4 de febrero 2010 - 00:00

Acción y suspenso con derroche de adrenalina

«Vivir al límite» gira en torno al arte de desarmar bombas en las calles de Irak, con mucha adrenalina, testosterona y el héroe americano al gusto de su directora, Kathryn Bigelow.
«Vivir al límite» gira en torno al arte de desarmar bombas en las calles de Irak, con mucha adrenalina, testosterona y el héroe americano al gusto de su directora, Kathryn Bigelow.
«Vivir al límite» (The Hurt Locker, EE.UU., 2008, habl. en inglés y árabe).; Dir.: K. Bigelow. Guión: M. Boal. Int.: J. Renner, A. Mackie, B. Geraghty, G. Pierce, R. Fiennes.

Cuando esta película abrió el Festival de Mar del Plata 2008 (hace ya 14 meses) muchos se fueron antes del final. Estaba bien hecha, manejaba admirablemente el suspenso, pero sus situaciones se repetían, eran como variaciones de un mismo asunto: el arte de desarmar bombas en las calles de Irak, bajo la mirada sospechosa de todos los iraquíes, incluso niños, un sol que raja la tierra, el aire abrasador, y encima el traje protector que pone al héroe como un buzo en el desierto o un astronauta en el Tercer Mundo, sudando apenas un poco menos que los espectadores.

En fin, para varios, si se vio una escena ya se vieron todas, aunque algunas son más tensas e insoportables que otras, y además una de ellas es bastante asquerosa. Fuera de esa rutina, y de un tiroteo en campo abierto, sólo queda esperar que reviente alguien (hay uno al comienzo, otro al medio, pero no mucho más), y quizá varios se quedan hasta el final esperando justamente que el héroe fracase alguna vez en su vida. Bien actuado por Jeremy Renner, el personaje se nos muestra como el típico «Maverick» que sigue sus propias reglas, el mejor profesional de la especialidad, que ama los desafíos y casi siempre la tiene clara, un modelo a seguir. Aún más, su único vicio es el trabajo. De las cosas feas que el trabajo le reporta, guarda los recuerdos en una cajita de lamentos (la «Hurt Locker» del título original): restos de bombas que hubieran podido matarlo, el anillo de compromiso de una vida que también podría matarlo, pero de aburrimiento.
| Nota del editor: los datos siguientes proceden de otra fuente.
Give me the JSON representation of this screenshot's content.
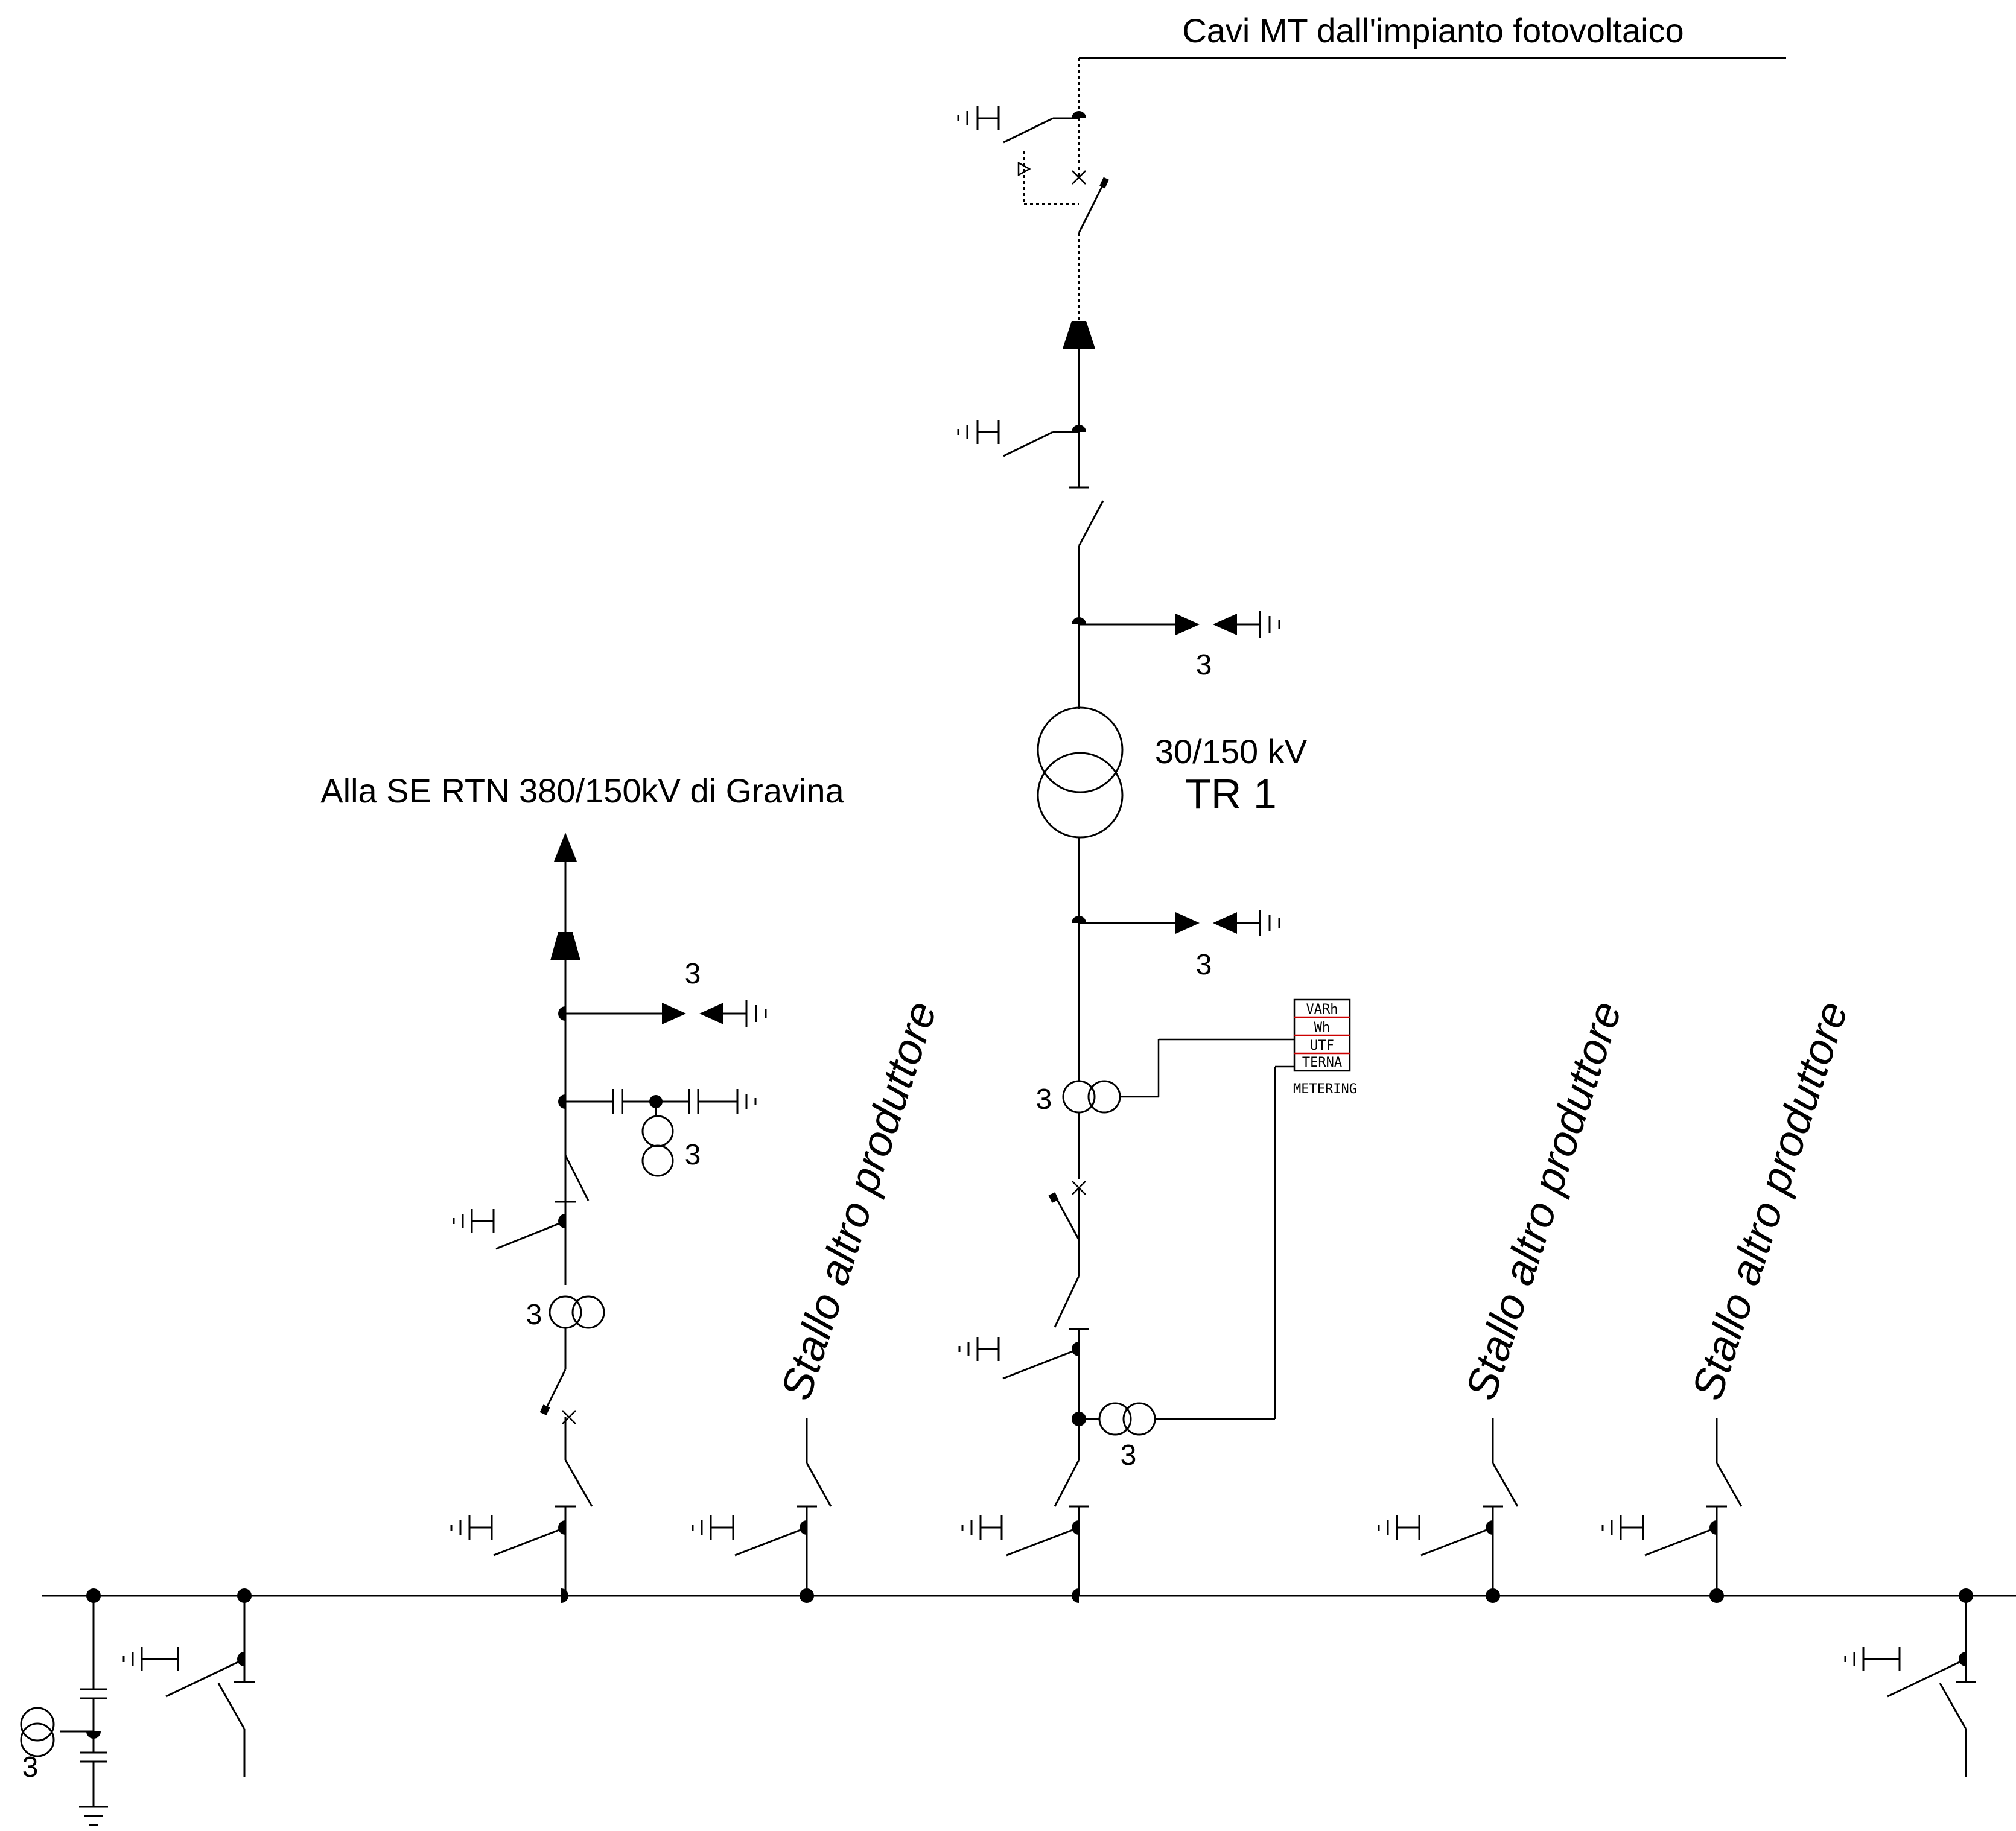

El espectador que ama los films de Kathryn Bigelow, con sus típicas descargas de adrenalina, testosterona, y machismo de bandera disimulada, disfrutará a pleno. El conocedor objetará unos cuantos descuidos que restan verosimilitud en materia de armamentos, vehículos, insignias y acentos (en verdad los extras son jordanos), pero eso sólo es materia de entendidos. Por su parte el cinéfilo discutirá si la Bigelow está más cerca de John Millius que de John McTiernan o Tony Scott (de hecho, está lejos de Howard Hawks aunque muchos lo aseveren), y repetirá lo que dicen los difusores, que la película «tiene la valentía de mostrarse imparcial» respecto a la ocupación de Irak. Todos ellos pueden pasar un buen rato en la sala. En cambio, quien espere una crítica pacifista, mejor que vea «Redacted», «In the Valley of Elah» o algunas otras que fracasaron en EE.UU.. ¿Por qué creen que ésta tuvo tan buena recepción?

Ya lo decía Borges, «cuanto más horrible la guerra, mayor es su prestigio satánico, mayor es la virtud de los hombres que la miran de frente. Aquel inapelable doctor Johnson que una vez declaró El patriotismo es el último refugio de los canallas dijo también, hacia 1778, La profesión de los marineros y de los soldados tiene la dignidad del peligro». Para su film, Bigelow toma el título de un poema del sargento veterano Brian Turner (de su libro «Here, Bullet»), pone como epígrafe una frase de Chris Hedges tomada de su libro «La guerra es la fuerza que nos da sentido», y desarrolla como historia un relato que Mark Boal escribió para «Playboy Magazine». Ella, grandota y de facciones duras, y él estuvieron esa noche en Mar del Plata. Pero no concedieron entrevistas.